Antes que asumiera el actual jefe comunal, la comercialización de nichos estaba concesionada a la empresa Nacusi, pero el municipio también podía entregar lotes para que un particular los construyera, explicó Pereyra. Con el arribo de la gestión giojista, toda la administración del cementerio pasó a la órbita municipal y tras un relevamiento, detectaron que algunas personas tenían 15, 25, 35 y hasta 50 nichos. El edil resaltó que si bien estaba permitido, resultaba extraño que un particular destinara tantos espacios para sus familiares.
La realidad es que en el municipio sospechan que la intención de los compradores era vender los nichos y hacer una importante diferencia económica. Y como la ordenanza anterior no lo prohibía, decidieron cortar por lo sano y la reformaron. De ahora en más, cada familia podrá tener hasta 5 sepulcros.

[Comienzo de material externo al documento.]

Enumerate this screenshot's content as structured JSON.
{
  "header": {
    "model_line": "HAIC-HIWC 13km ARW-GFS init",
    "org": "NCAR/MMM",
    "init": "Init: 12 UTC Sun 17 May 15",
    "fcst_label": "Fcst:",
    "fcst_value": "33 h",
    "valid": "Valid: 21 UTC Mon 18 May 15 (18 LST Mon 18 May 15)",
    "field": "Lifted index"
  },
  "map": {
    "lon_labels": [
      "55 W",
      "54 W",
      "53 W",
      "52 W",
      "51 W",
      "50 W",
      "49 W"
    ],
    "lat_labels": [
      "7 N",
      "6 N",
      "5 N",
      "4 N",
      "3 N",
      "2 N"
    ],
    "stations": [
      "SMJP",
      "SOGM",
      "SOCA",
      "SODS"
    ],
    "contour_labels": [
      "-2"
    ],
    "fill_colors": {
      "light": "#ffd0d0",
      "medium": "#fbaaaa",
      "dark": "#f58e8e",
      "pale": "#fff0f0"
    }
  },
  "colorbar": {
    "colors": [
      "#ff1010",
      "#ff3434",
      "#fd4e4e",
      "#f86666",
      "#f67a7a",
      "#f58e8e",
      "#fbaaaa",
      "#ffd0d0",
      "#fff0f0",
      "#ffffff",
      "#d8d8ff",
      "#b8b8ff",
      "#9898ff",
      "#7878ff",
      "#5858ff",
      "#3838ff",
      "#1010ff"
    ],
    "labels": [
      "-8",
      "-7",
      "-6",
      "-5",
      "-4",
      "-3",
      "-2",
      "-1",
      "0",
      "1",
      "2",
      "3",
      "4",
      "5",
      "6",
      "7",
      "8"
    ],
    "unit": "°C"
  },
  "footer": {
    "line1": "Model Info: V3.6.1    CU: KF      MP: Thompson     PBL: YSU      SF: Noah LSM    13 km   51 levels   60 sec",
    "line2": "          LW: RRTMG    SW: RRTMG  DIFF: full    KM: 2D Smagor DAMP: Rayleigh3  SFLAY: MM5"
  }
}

“Se descubrió una manera muy irregular de transferencias”, aseguró el concejal, quien agregó que “se pierde la esencia del cementerio como servicio público”. Por su parte, Juan Carlos afirmó que “algún nivel de especulación hay”. Por eso, impulsó la decisión de ordenar el sistema y darle de baja a aquellos casos que tienen un fin distinto al de darle sepultura a sus parientes. Inclusive, Pereyra manifestó que observaron hechos llamativos. “En los primeros días de diciembre de 2011, cuando la anterior gestión (de Gustavo Rojas) se estaba yendo, se produce la venta de terrenos. ¿No sé cuál es la urgencia de ciertas personas de adquirir varias columnas de nichos?”, se preguntó.

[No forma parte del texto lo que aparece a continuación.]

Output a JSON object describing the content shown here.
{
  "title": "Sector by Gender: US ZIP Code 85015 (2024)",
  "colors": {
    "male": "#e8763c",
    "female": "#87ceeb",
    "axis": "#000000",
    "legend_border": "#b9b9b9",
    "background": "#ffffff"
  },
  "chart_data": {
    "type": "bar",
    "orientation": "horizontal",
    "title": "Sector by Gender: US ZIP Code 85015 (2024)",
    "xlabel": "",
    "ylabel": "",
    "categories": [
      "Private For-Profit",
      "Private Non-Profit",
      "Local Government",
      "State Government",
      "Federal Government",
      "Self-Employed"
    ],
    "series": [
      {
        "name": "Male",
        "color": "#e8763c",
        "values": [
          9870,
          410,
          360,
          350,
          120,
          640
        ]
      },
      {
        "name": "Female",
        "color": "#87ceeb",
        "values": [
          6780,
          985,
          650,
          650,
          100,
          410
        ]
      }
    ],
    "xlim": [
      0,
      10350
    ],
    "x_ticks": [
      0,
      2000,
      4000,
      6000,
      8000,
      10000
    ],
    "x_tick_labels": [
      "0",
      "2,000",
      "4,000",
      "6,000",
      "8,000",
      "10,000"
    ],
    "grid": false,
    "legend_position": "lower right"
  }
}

Para darle de baja a esos casos, a fines de noviembre, el Concejo apeló a una normativa que establece que una vez otorgada la concesión para la construcción de nichos, si en el plazo de un año no se concretaba, se caía el convenio y los espacios regresaban a la comuna. Pero además, según dijo Pereyra, como los terrenos donde se levantan los nichos son de dominio municipal, el Ejecutivo puede revocar la concesión debido a que son de utilidad pública. Y si ya hay una construcción, el Tribunal de Tasaciones fijará el precio para que luego el municipio cancele el valor. Esos casos se registraron en 8 concesionarios, a quienes les rescindieron el convenio y cuyas parcelas volvieron al poder del Ejecutivo. El concejal aclaró que se respetarán las columnas que estén destinadas a familiares fallecidos.

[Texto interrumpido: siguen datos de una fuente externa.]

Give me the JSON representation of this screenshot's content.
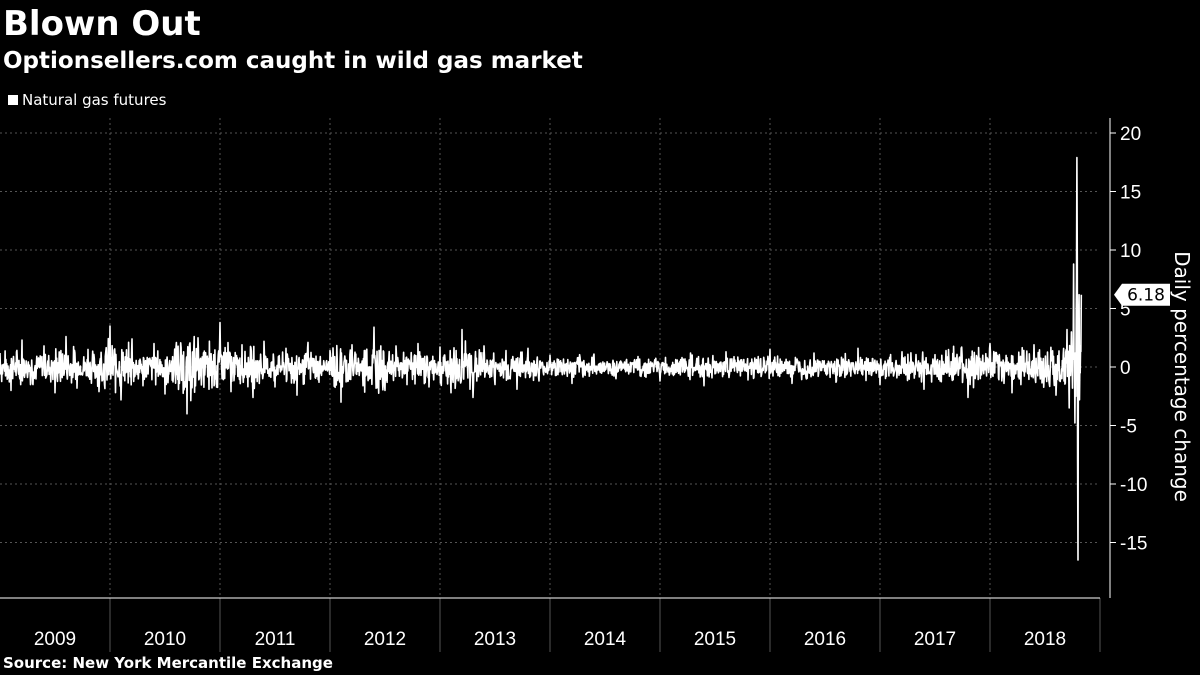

Pese al límite que se impuso sobre la cantidad de nichos para cada titular, Gioja señaló que se contemplarán “hechos excepcionales de interés social” como los casos de familias numerosas.
El concejal resaltó que el objetivo es priorizar el servicio público que debe brindar el cementerio, el cual debe contar con lugares para los crecientes requerimientos de la población. Además, la gestión giojista se propuso tomar el control del San Miguel para tener una usina de fondos genuinos para engordar las cuentas municipales y poder hacerle frente a obras para la comunidad. El intendente resaltó que en un año han concesionado alrededor de 600 nichos. Teniendo en cuenta que cada uno de ellos cuesta, en promedio, unos 2.500 pesos, la recaudación ascendió a 1,5 millones de pesos, según los datos que proporcionó el jefe comunal.